Verset 8. c’est Dieu qui juge, il abaisse celui-ci, il élève celui-là.

« Les impies entreprennent de dépouiller Dieu de sa dignité royale ; mais nous en faisons tout autant, nous fidèles, lorsque nous tremblons à leurs menaces » (Calvin). Comp. Ps 7.12, 50.6. L’Éternel appauvrit et enrichit ; il abaisse et il élève (1 S 2.7).

Verset 9. Car dans la main de l’Éternel se trouve une coupe, le vin y écume, plein de mélange ; il en verse et tous les méchants de la terre l’avaleront, en boiront, même la lie.

La coupe de l’Éternel peut être remplie de bienfaits ou de châtiments ; ici le contexte indique que c’est le second sens, comme dans Ps 11.6 ; Ap 14.10. — D’autres traduisent « le vin est rouge » (Kimchi, Rosenmüller). En tout cas il s’agit d’un vin violent et propre à étourdir ceux que l’on veut perdre ; comp. Ps 60.5. On mêlait quelquefois au vin certains ingrédients qui le rendaient plus enivrant, comme la myrrhe. (Comp. Es 5.22 ; Mc 15.23). — « Dieu verse de cette coupe dans tous les siècles, en proportion des péchés des hommes. Mais il reste encore une quantité considérable de cette boisson, mise en réserve pour le jugement final » (Horne).
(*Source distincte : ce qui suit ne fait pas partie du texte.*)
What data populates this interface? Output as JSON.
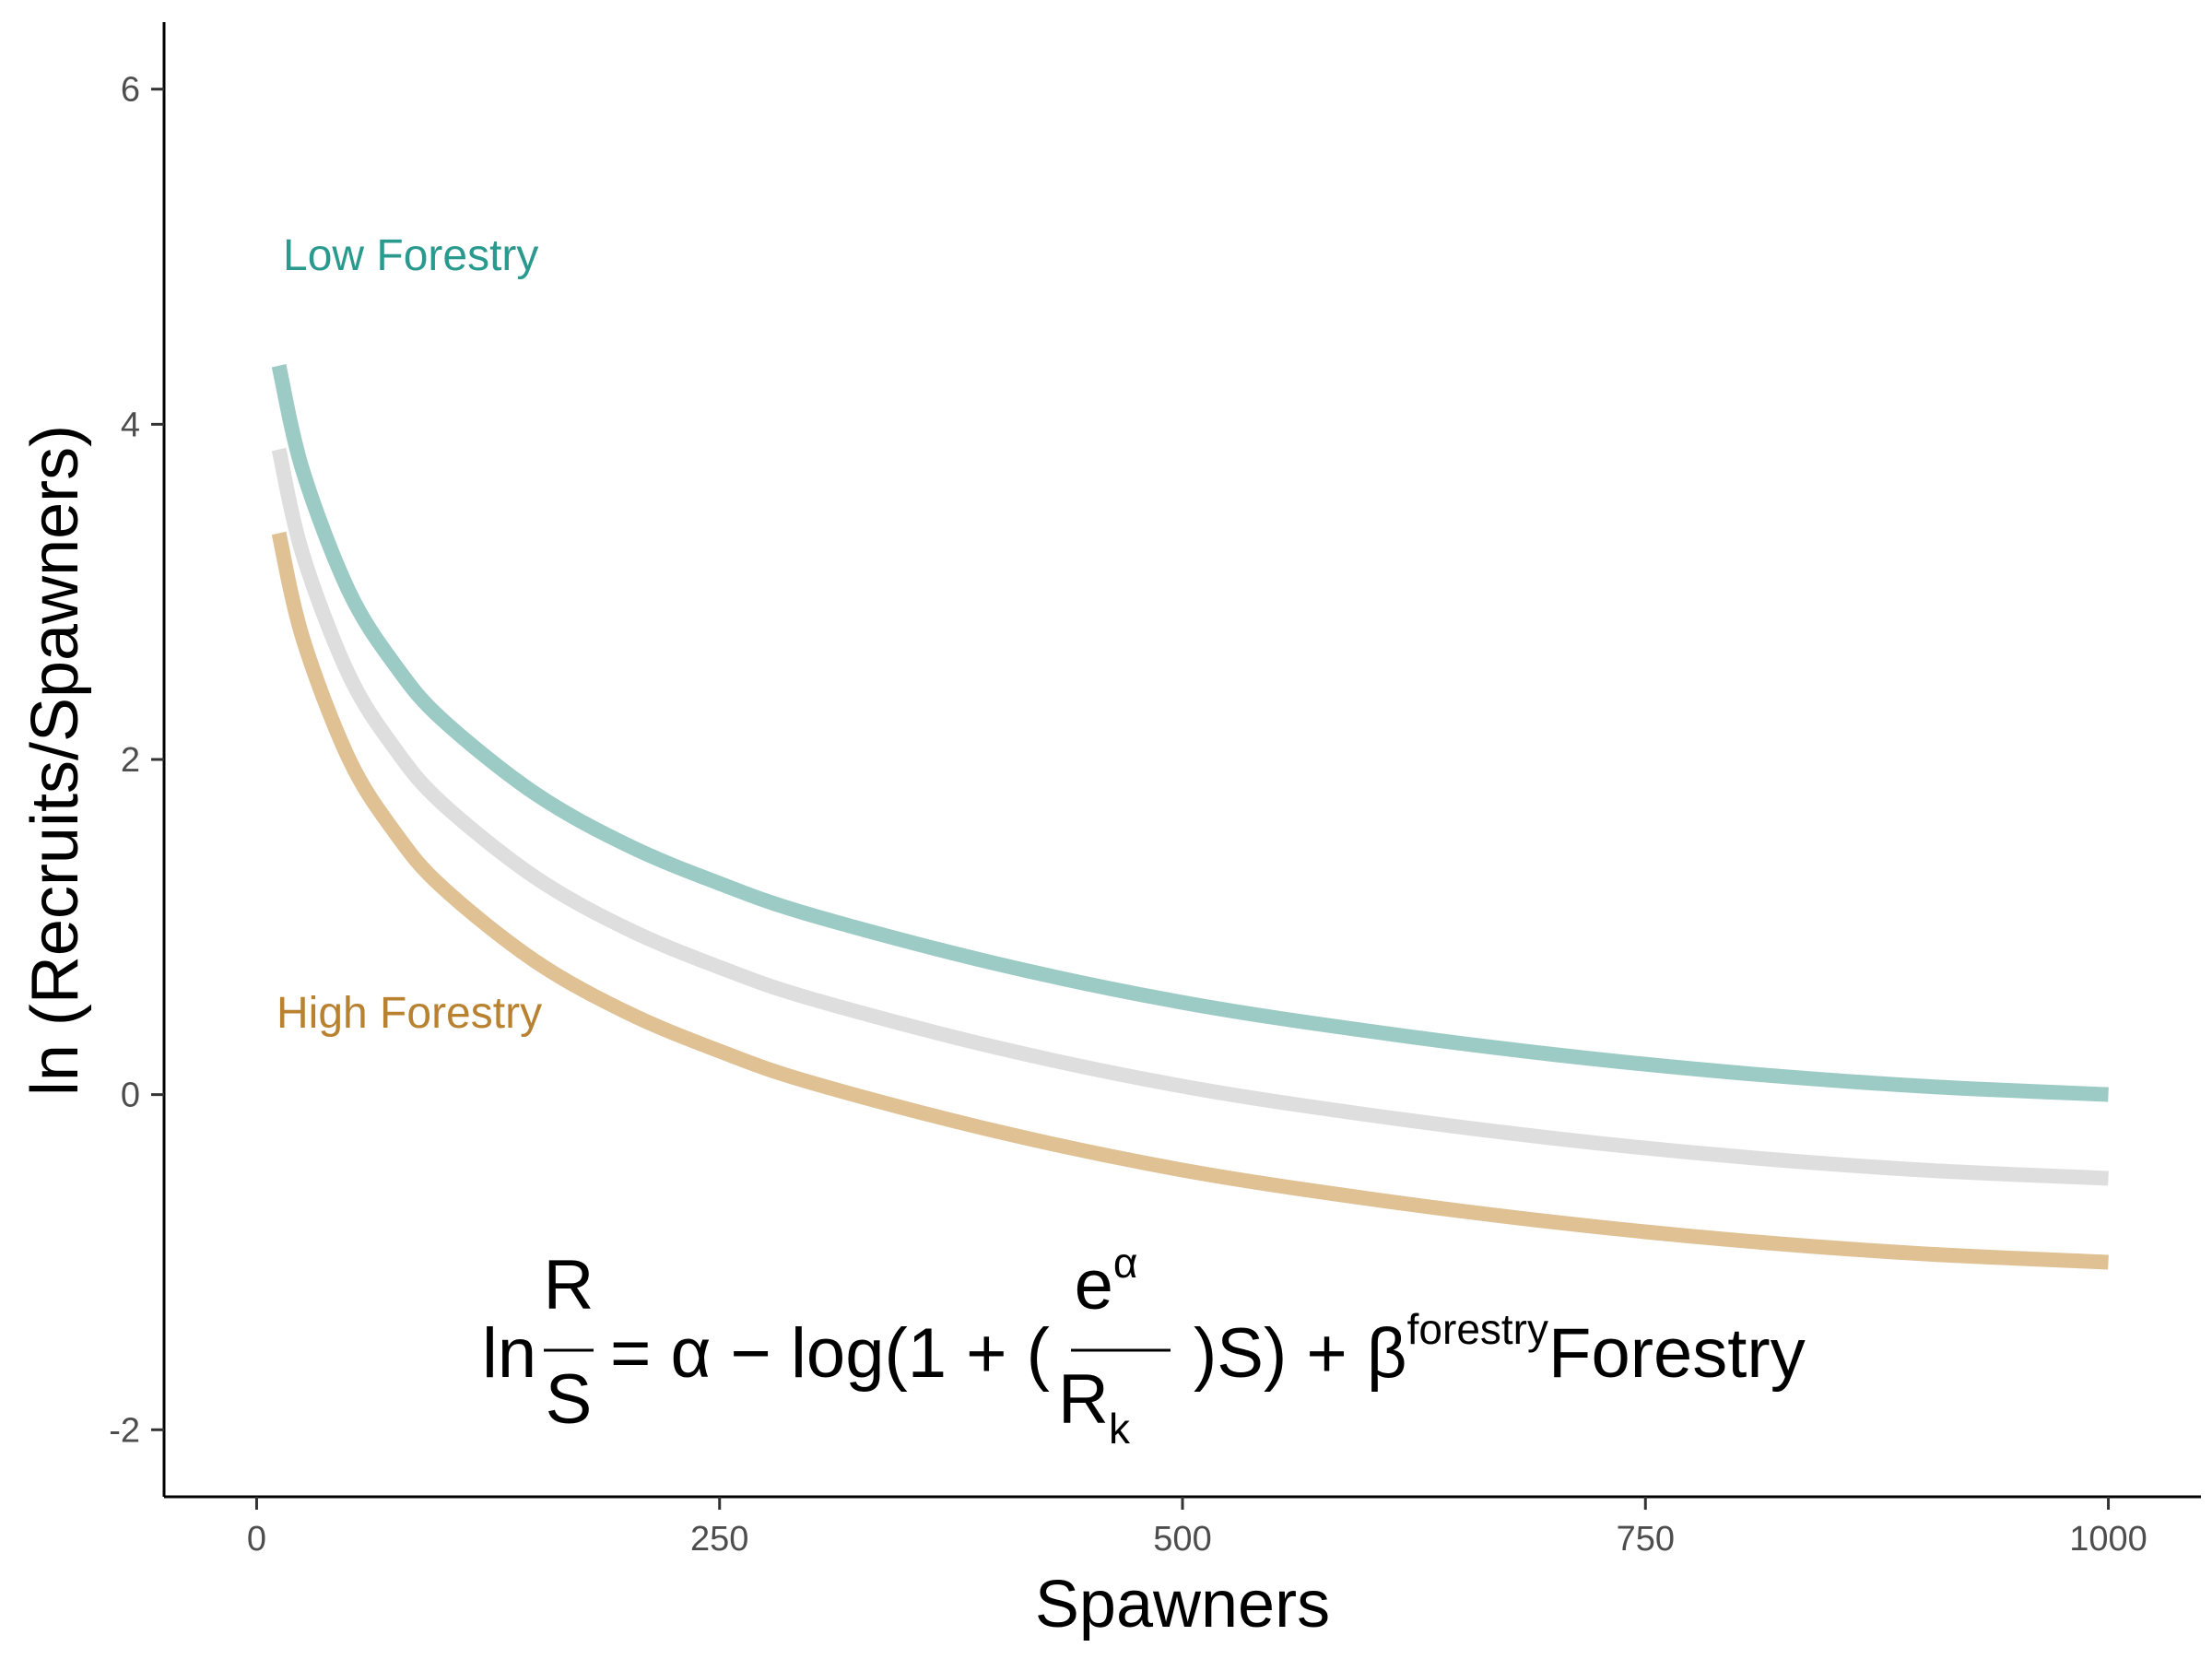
{
  "chart_data": {
    "type": "line",
    "xlabel": "Spawners",
    "ylabel": "ln (Recruits/Spawners)",
    "xlim": [
      -50,
      1050
    ],
    "ylim": [
      -2.4,
      6.4
    ],
    "x_ticks": [
      0,
      250,
      500,
      750,
      1000
    ],
    "y_ticks": [
      -2,
      0,
      2,
      4,
      6
    ],
    "x_tick_labels": [
      "0",
      "250",
      "500",
      "750",
      "1000"
    ],
    "y_tick_labels": [
      "-2",
      "0",
      "2",
      "4",
      "6"
    ],
    "grid": false,
    "x_range": [
      12,
      1000
    ],
    "series": [
      {
        "name": "Low Forestry",
        "color": "#9ccbc6",
        "label_color": "#2a9a8f",
        "x": [
          12,
          25,
          50,
          75,
          100,
          150,
          200,
          250,
          300,
          400,
          500,
          600,
          700,
          800,
          900,
          1000
        ],
        "values": [
          4.35,
          3.72,
          3.0,
          2.56,
          2.24,
          1.8,
          1.49,
          1.26,
          1.07,
          0.78,
          0.55,
          0.38,
          0.24,
          0.13,
          0.05,
          0.0
        ]
      },
      {
        "name": "",
        "color": "#dedede",
        "x": [
          12,
          25,
          50,
          75,
          100,
          150,
          200,
          250,
          300,
          400,
          500,
          600,
          700,
          800,
          900,
          1000
        ],
        "values": [
          3.85,
          3.22,
          2.5,
          2.06,
          1.74,
          1.3,
          0.99,
          0.76,
          0.57,
          0.28,
          0.05,
          -0.12,
          -0.26,
          -0.37,
          -0.45,
          -0.5
        ]
      },
      {
        "name": "High Forestry",
        "color": "#dfc194",
        "label_color": "#b88230",
        "x": [
          12,
          25,
          50,
          75,
          100,
          150,
          200,
          250,
          300,
          400,
          500,
          600,
          700,
          800,
          900,
          1000
        ],
        "values": [
          3.35,
          2.72,
          2.0,
          1.56,
          1.24,
          0.8,
          0.49,
          0.26,
          0.07,
          -0.22,
          -0.45,
          -0.62,
          -0.76,
          -0.87,
          -0.95,
          -1.0
        ]
      }
    ],
    "annotations": [
      {
        "text": "Low Forestry",
        "x": 35,
        "y": 4.98,
        "color": "#2a9a8f"
      },
      {
        "text": "High Forestry",
        "x": 30,
        "y": 0.47,
        "color": "#b88230"
      }
    ],
    "equation": {
      "ln": "ln",
      "frac1_num": "R",
      "frac1_den": "S",
      "part1": "= α − log(1 + (",
      "frac2_num_base": "e",
      "frac2_num_sup": "α",
      "frac2_den_base": "R",
      "frac2_den_sub": "k",
      "part2": ")S) + β",
      "beta_sup": "forestry",
      "part3": "Forestry"
    }
  }
}
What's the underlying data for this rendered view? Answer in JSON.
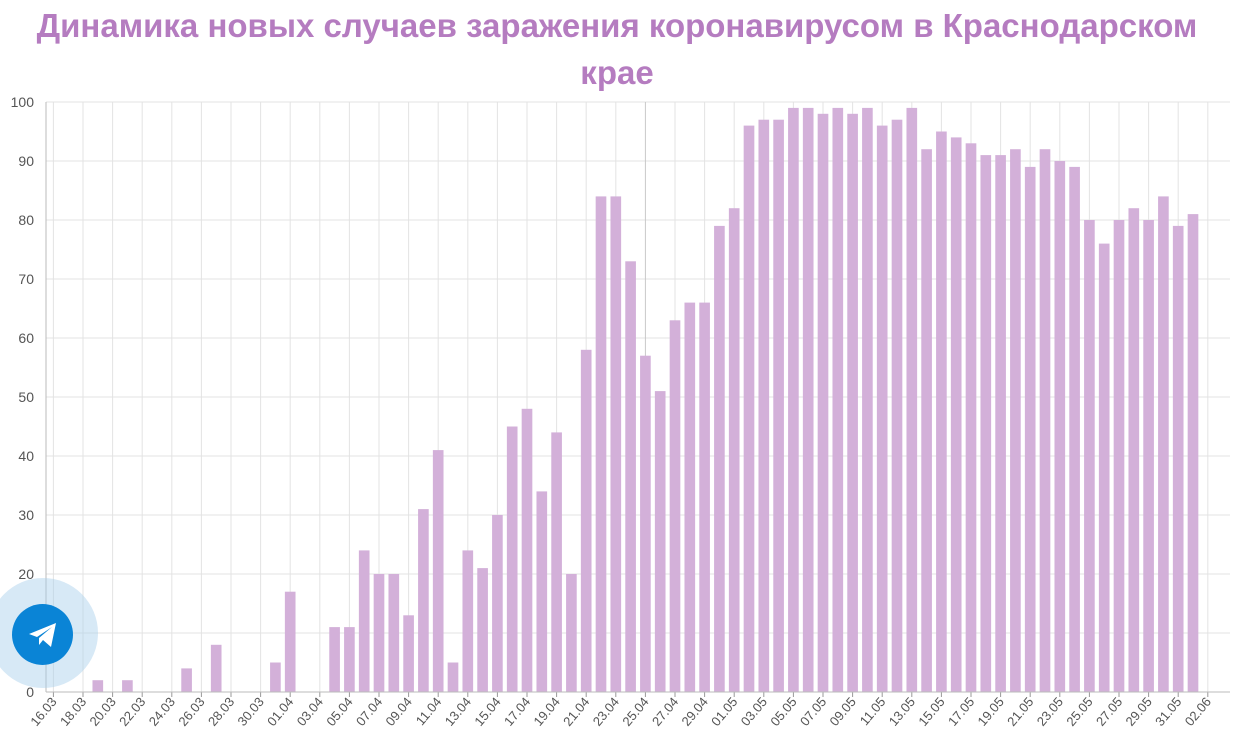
{
  "chart_data": {
    "type": "bar",
    "title": "Динамика новых случаев заражения коронавирусом в Краснодарском крае",
    "xlabel": "",
    "ylabel": "",
    "ylim": [
      0,
      100
    ],
    "yticks": [
      0,
      10,
      20,
      30,
      40,
      50,
      60,
      70,
      80,
      90,
      100
    ],
    "grid": true,
    "bar_color": "#d3b0d9",
    "title_color": "#b57cc0",
    "tick_labels": [
      "16.03",
      "18.03",
      "20.03",
      "22.03",
      "24.03",
      "26.03",
      "28.03",
      "30.03",
      "01.04",
      "03.04",
      "05.04",
      "07.04",
      "09.04",
      "11.04",
      "13.04",
      "15.04",
      "17.04",
      "19.04",
      "21.04",
      "23.04",
      "25.04",
      "27.04",
      "29.04",
      "01.05",
      "03.05",
      "05.05",
      "07.05",
      "09.05",
      "11.05",
      "13.05",
      "15.05",
      "17.05",
      "19.05",
      "21.05",
      "23.05",
      "25.05",
      "27.05",
      "29.05",
      "31.05",
      "02.06"
    ],
    "categories": [
      "16.03",
      "17.03",
      "18.03",
      "19.03",
      "20.03",
      "21.03",
      "22.03",
      "23.03",
      "24.03",
      "25.03",
      "26.03",
      "27.03",
      "28.03",
      "29.03",
      "30.03",
      "31.03",
      "01.04",
      "02.04",
      "03.04",
      "04.04",
      "05.04",
      "06.04",
      "07.04",
      "08.04",
      "09.04",
      "10.04",
      "11.04",
      "12.04",
      "13.04",
      "14.04",
      "15.04",
      "16.04",
      "17.04",
      "18.04",
      "19.04",
      "20.04",
      "21.04",
      "22.04",
      "23.04",
      "24.04",
      "25.04",
      "26.04",
      "27.04",
      "28.04",
      "29.04",
      "30.04",
      "01.05",
      "02.05",
      "03.05",
      "04.05",
      "05.05",
      "06.05",
      "07.05",
      "08.05",
      "09.05",
      "10.05",
      "11.05",
      "12.05",
      "13.05",
      "14.05",
      "15.05",
      "16.05",
      "17.05",
      "18.05",
      "19.05",
      "20.05",
      "21.05",
      "22.05",
      "23.05",
      "24.05",
      "25.05",
      "26.05",
      "27.05",
      "28.05",
      "29.05",
      "30.05",
      "31.05",
      "01.06",
      "02.06",
      "03.06"
    ],
    "values": [
      0,
      0,
      0,
      2,
      0,
      2,
      0,
      0,
      0,
      4,
      0,
      8,
      0,
      0,
      0,
      5,
      17,
      0,
      0,
      11,
      11,
      24,
      20,
      20,
      13,
      31,
      41,
      5,
      24,
      21,
      30,
      45,
      48,
      34,
      44,
      20,
      58,
      84,
      84,
      73,
      57,
      51,
      63,
      66,
      66,
      79,
      82,
      96,
      97,
      97,
      99,
      99,
      98,
      99,
      98,
      99,
      96,
      97,
      99,
      92,
      95,
      94,
      93,
      91,
      91,
      92,
      89,
      92,
      90,
      89,
      80,
      76,
      80,
      82,
      80,
      84,
      79,
      81,
      0,
      0
    ]
  },
  "widgets": {
    "telegram_icon": "telegram-plane-icon",
    "telegram_color": "#0a84d6"
  }
}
Verset 10. Mais moi, j’annoncerai à jamais ; je chanterai des psaumes au Dieu de Jacob,

À la fin du premier hémistiche il faut sous-entendre quelque chose : « les jugements de Dieu sur les méchants » (De Wette, Hengstenberg), ou mieux encore : « les œuvres merveilleuses de Dieu » (version chaldéenne, Michaëlis). Comp. Ps 22.23, 40.6.

Verset 11. et j’abattrai toutes les cornes des méchants ; les cornes des justes se lèveront.

On place généralement ces paroles dans la bouche de Dieu, mais nous préférons y voir la continuation de celles du psalmiste, qui, en vertu de sa dignité royale, avait pour mission de faire régner l’ordre et la justice. Il est probable que la personne qui parle est la même que dans le verset précédent, d’autant plus que ces deux versets sont liés entre eux par la conjonction et. David annonce des résolutions semblables dans Ps 101.8. Un prince pieux trouve dans la considération des jugements de Dieu un puissant encouragement à remplir sa mission.

Pasteur Armand de Mestral, Commentaire sur le livre des Psaumes – Tome 2, p. 40-44


[1] Notre traduction se trouve dans Kimchi, Calvin, version hollandaise et anglaise, Caohen, Hupfeld.